Ouch! I know Jason well enough to believe that he wouldn't make such statements in such glib fashion. Unfortunately, like many others, he demonstrated a sizeable glob of misunderstanding about the region characterizing it as a corrupt, disease ridden charity case. Fortunately, Thomas Otter - another Irregular and of South African upbringing - came to the continent's defense in detailed and robust fashion.
Among other things, Thomas noted:
Let’s take the automotive industry as an example. South Africa plays a major role as a supplier to the automotive industry.11% of the world’s catalytic convertors are made there. (see more about Fiat here)
The world’s largest Titanium mine is due to come online in Mozambique, a country until recently ravaged by war. The mozal Aluminium refinery in Mozambique is one of the lowest cost producers in the world. Expect to see more refining moving to Africa.
Former parts of the French colonial empire are developing their call centre businesses too. Between 2001 and 2004, 55 French language call centres have been set up in Morocco, employing 6,500 people and generating total revenue of euro 85 million (US$105 million).
I could go on but you get the picture. In the run of comments to Jason's post, James Farrar took on the tricky topic of corruption:
We should remember that corruption is a two way street and it is my experience that foreign investors contribute to the problem on the supply side because they come to the market with a defeatist attitude and pre-subscribe to a view that corruption is an inevitable cost of doing business. We must not perpetuate this myth further. Foreign investors have huge influence and need not be in actuality or play victims. It takes competent management skill and determination to operate in these markets but it is eminently feasible.

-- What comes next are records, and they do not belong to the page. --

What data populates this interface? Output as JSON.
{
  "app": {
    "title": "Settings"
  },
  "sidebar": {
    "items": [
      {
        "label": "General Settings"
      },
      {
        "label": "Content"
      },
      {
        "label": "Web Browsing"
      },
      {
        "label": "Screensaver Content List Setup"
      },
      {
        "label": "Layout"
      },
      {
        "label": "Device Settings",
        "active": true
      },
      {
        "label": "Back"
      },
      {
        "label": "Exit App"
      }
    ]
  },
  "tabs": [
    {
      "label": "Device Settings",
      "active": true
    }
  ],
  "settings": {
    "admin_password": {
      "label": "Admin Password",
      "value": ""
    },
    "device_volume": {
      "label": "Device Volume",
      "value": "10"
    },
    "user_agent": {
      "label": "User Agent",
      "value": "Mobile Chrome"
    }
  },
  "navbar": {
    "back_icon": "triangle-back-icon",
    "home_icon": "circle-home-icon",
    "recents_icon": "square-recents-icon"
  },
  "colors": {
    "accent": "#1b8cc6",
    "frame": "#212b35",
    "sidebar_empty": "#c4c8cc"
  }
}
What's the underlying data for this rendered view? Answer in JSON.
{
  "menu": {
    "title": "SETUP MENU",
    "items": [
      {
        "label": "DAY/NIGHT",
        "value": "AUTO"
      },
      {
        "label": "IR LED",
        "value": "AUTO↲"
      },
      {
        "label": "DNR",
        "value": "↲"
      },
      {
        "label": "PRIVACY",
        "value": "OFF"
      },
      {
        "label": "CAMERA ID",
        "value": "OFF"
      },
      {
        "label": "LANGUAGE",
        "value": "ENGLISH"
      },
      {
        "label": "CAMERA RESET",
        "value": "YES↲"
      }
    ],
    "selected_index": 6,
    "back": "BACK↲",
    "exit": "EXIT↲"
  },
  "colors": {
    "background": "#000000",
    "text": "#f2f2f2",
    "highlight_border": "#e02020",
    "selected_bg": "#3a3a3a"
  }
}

Going forward, Africa will be one of the principle markets for the so-called $100 Laptop. It is expected that the lack of traditional 'copper' telecommunications will mean that mobile applications will take on far greater importance. And as the world runs out of low cost sourcing locations, investors' eyes are bound to look at Africa and ask whether it is possible to create the infrastructure to support viable sourcing industries. Given the cost base in many parts of the continent, it should be a no brainer.
Jason has promised a response for the coming week but in doing so I'd suggest he thinks again about the problems he identifies. They may be on a grand scale, in certain locations some problems may be insurmountable. At least for the time being. But Africa is far from being a basket case.
When I hear Simon Griffiths, another Irregular colleague in South Africa celebrating the biggest software and services deal he's ever done for SYSPRO - then I know there is more than hope. There is the potential for a bright future. People of goodwill need only look the problems square in the face and instead of shrugging, look for solutions. They are there to be found if we have eyes to see and the willingness to lend a helping hand.